Barclays downgrades Asos to ‘underweight’.


Barclays downgraded Asos to ‘underweight’ from ‘equalweight’ and cut the price target to 290p from 300p as it said the online fashion retailer was no longer just a refinancing story.

  • ASOS
  • 10 September 2024 13:00:53
Asos

Source: Sharecast

Barclays said that over the past three months, it felt that the biggest driver of Asos’s equity story was around its ability to refinance.

"The Topshop transaction/re-fi is now done and removes some of the equity overhang/balance sheet risk into FY26. Our balance sheet analysis suggests that there is FY27/28 debt that could need refinancing, meaning earnings/FCF delivery in the mid-term is important," it said.

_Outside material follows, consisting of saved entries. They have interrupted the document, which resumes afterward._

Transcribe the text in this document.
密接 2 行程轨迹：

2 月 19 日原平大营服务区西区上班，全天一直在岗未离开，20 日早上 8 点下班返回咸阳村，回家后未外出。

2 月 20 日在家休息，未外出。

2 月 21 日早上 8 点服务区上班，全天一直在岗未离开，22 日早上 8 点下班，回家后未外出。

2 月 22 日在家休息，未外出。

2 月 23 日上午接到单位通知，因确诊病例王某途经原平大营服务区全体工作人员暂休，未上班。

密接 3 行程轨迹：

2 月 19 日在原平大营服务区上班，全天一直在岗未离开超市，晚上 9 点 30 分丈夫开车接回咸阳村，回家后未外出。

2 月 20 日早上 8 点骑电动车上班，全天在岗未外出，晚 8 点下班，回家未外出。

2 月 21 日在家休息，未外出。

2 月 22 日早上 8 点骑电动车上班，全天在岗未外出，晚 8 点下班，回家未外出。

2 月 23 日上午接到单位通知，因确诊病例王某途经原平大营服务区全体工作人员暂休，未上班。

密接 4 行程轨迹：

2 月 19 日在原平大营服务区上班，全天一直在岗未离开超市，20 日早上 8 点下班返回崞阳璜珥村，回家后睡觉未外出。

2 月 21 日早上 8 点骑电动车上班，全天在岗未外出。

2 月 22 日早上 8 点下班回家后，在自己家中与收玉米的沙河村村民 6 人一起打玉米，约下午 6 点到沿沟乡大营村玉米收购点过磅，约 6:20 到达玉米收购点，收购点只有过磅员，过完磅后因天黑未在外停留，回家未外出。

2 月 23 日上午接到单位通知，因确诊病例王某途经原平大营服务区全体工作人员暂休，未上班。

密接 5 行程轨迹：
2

Barclays said the outlook remains challenged from a competitive standpoint - e.g. from Shein/Temu/Vinted - and sees a risk to consensus numbers both in FY25 and into the mid-term.

The bank said its slightly lower forecasts are now 22%/15% below Bloomberg consensus adjusted EBITDA for FY25/26, respectively.

"Additionally, with higher interest costs post re-fi and adjusting for royalty payments to the JV, we are now not forecasting positive FCF/earnings per share until FY27, which makes valuation more challenging, in our view.

"With the positive catalyst of the re-fi now played out, we think the focus shifts to Asos's fundamentals, and we view the risk/reward as skewed to the downside."

Amongst other commerce platforms in its EU Internet coverage, Barclays said it prefer names that have positive and accelerating growth with well-capitalised balance sheets and EPS/FCF valuation support in 2026, such as Deliveroo, which it rates at ‘overweight’.

"We see Asos as a relative UW on that basis," it said.

At 1300 BST, Asos shares were down 3.8% at 418.80p.